Mi compañera de trabajo, que pasa de poesía, siempre me acusa precisamente de ser poco poética. Qué sabe nadie. Yo tengo un barrio obrero interior para huir de los análisis políticos pero también de la poesía, puedo hablar horas sobre jazmines pero, si me preguntan por mis olores favoritos, muchos de ellos son tóxicos: el pegamento Imedio bajo los cromos de los álbumes que ya no completaré, la trementina en los pinceles, el cristasol sobre la luna del coche, el resto de olor a gasolina en las manos, la pintura abierta dentro de una habitación cerrada. Y el humo de hachís. No me lo pongo de perfume por el qué dirán.
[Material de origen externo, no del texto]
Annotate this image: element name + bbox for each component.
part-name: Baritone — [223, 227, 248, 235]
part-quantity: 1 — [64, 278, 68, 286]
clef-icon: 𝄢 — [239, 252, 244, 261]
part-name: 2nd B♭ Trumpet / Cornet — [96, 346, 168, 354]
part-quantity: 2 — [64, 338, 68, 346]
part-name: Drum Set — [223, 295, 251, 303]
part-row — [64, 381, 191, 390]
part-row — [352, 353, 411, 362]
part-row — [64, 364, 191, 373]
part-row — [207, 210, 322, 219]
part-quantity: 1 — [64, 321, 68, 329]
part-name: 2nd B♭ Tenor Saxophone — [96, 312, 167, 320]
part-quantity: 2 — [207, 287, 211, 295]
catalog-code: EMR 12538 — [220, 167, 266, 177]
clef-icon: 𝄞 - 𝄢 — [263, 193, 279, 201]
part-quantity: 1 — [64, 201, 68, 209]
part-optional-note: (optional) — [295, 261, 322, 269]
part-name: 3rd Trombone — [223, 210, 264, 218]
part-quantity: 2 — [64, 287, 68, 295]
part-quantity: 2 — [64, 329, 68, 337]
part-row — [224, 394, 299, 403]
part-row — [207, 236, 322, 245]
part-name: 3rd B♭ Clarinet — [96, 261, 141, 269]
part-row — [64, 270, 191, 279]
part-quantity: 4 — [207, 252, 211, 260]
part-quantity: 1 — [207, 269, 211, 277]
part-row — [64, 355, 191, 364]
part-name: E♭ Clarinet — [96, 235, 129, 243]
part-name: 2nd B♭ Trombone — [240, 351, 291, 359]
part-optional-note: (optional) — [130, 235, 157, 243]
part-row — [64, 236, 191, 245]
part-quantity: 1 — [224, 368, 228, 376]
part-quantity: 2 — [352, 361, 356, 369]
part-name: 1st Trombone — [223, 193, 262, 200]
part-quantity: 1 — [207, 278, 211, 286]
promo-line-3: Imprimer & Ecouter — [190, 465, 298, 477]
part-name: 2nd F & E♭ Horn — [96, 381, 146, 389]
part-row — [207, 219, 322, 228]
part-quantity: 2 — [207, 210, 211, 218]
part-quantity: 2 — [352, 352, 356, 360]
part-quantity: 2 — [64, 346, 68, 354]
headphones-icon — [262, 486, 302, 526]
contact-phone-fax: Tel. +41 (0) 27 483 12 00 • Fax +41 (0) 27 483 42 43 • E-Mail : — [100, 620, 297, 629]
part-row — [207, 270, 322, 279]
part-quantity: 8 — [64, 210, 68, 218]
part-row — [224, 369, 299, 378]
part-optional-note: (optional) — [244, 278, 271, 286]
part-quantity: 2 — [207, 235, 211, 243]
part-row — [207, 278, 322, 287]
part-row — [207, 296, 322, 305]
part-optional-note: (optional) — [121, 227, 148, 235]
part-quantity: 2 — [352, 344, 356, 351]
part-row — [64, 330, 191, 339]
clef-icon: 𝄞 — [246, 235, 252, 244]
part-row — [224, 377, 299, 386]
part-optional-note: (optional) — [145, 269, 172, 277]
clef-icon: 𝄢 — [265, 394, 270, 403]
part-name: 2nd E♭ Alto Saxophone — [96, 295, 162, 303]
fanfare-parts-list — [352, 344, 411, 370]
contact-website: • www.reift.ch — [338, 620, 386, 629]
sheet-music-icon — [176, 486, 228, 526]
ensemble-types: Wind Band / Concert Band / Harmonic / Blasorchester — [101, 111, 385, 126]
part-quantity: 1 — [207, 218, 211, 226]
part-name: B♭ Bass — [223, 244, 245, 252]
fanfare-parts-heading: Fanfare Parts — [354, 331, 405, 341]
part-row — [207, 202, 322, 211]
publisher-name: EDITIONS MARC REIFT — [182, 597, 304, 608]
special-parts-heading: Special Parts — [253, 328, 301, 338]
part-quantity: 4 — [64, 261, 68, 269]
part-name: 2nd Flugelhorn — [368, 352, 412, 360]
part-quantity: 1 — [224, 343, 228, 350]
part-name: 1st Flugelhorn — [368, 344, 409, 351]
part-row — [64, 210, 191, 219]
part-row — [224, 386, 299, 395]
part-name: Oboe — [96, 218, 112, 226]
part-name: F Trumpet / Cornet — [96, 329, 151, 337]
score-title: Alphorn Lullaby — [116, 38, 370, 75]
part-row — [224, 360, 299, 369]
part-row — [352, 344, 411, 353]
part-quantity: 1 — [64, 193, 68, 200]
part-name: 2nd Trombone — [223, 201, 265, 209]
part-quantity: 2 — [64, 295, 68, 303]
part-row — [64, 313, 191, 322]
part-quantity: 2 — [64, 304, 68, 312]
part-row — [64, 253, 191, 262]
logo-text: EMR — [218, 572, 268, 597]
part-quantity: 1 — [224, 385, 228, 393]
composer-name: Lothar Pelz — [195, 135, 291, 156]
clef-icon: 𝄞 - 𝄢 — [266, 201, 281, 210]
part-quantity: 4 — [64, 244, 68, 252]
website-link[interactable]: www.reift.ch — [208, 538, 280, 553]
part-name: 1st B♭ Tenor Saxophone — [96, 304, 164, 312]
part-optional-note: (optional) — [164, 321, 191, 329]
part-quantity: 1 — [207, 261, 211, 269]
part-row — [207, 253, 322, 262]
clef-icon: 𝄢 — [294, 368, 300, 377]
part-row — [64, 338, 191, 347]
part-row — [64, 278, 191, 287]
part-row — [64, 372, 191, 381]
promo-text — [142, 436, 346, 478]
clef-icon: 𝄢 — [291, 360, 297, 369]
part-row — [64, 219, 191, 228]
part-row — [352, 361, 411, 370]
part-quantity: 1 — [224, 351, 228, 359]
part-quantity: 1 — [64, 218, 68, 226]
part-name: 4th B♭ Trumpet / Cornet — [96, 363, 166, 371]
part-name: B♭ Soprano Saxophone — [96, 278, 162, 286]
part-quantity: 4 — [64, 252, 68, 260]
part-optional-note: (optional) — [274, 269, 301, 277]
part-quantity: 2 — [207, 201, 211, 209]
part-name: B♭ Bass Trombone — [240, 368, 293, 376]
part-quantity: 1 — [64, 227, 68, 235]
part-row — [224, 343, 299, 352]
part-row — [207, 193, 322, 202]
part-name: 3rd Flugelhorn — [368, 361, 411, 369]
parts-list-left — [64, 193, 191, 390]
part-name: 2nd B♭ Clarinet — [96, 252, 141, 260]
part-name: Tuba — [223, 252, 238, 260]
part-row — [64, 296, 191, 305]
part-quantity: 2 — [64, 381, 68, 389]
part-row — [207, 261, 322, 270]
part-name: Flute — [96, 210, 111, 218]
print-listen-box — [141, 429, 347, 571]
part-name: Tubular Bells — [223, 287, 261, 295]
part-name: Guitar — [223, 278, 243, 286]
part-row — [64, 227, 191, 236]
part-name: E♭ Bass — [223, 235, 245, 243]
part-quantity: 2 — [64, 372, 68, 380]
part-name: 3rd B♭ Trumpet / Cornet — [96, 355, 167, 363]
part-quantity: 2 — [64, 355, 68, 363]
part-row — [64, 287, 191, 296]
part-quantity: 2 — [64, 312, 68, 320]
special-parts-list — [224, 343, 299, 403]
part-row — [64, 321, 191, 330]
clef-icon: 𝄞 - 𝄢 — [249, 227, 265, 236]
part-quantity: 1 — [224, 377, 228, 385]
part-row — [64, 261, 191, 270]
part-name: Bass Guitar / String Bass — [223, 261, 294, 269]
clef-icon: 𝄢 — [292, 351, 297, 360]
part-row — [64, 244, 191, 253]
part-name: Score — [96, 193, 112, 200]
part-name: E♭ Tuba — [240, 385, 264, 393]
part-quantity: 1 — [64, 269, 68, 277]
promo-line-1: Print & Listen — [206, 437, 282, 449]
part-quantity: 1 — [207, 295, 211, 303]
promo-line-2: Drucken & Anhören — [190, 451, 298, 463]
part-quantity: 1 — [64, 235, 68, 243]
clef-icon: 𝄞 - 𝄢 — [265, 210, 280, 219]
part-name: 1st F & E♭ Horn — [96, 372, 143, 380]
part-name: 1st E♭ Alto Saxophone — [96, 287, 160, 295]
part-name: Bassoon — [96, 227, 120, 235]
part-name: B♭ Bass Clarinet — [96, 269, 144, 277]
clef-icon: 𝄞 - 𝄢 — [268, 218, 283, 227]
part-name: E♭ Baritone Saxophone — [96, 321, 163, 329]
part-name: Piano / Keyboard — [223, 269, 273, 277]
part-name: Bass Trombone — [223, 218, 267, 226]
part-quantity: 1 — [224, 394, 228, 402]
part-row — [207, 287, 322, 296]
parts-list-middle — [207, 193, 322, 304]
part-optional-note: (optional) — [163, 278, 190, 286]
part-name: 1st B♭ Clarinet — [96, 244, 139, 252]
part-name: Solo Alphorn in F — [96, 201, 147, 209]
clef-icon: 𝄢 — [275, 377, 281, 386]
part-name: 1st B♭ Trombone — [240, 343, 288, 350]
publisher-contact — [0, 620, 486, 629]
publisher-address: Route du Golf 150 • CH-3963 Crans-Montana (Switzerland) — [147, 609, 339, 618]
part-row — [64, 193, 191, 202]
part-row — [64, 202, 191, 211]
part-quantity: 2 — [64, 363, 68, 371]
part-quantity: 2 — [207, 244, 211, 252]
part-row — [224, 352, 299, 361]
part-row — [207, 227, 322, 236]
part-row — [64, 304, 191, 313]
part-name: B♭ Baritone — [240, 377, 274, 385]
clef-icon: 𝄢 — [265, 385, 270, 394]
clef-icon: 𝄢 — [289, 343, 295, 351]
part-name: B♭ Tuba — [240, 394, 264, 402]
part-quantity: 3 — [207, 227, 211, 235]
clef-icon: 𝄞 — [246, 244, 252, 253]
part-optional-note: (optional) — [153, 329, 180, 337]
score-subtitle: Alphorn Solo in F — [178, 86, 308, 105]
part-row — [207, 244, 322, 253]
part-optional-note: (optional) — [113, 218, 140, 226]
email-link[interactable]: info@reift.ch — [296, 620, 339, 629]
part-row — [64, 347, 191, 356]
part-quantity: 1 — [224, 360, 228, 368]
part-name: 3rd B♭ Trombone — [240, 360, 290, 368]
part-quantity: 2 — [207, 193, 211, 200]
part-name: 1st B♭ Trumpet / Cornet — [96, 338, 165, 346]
Decido que no quiero oír una palabra más sobre Madrid, prefiero intoxicarme sola. Se lo dejo todo a los profesionales. ¿Pero los profesionales de qué?

La política es una profesión en la que puede meterse cualquiera y eso, que forma parte de su grandeza, la convierte también en un caldo oscuro. Decía Pierre Dac a propósito del proverbio empírico “Forjando en la fragua se hace uno herrero”, que tal cosa es indiscutible, pues efectivamente sería raro que, forjando, un herrero llegase ser telegrafista o modelo de alta costura. Pues en política todo ello es posible. En política un herrero puede meterse a maestro de costura y una costurera puede meterse a hacer leyes. Ya los asesorarán o algo. A disfrutar del día. Reconozcamos al menos que el que no se entretiene es porque no quiere.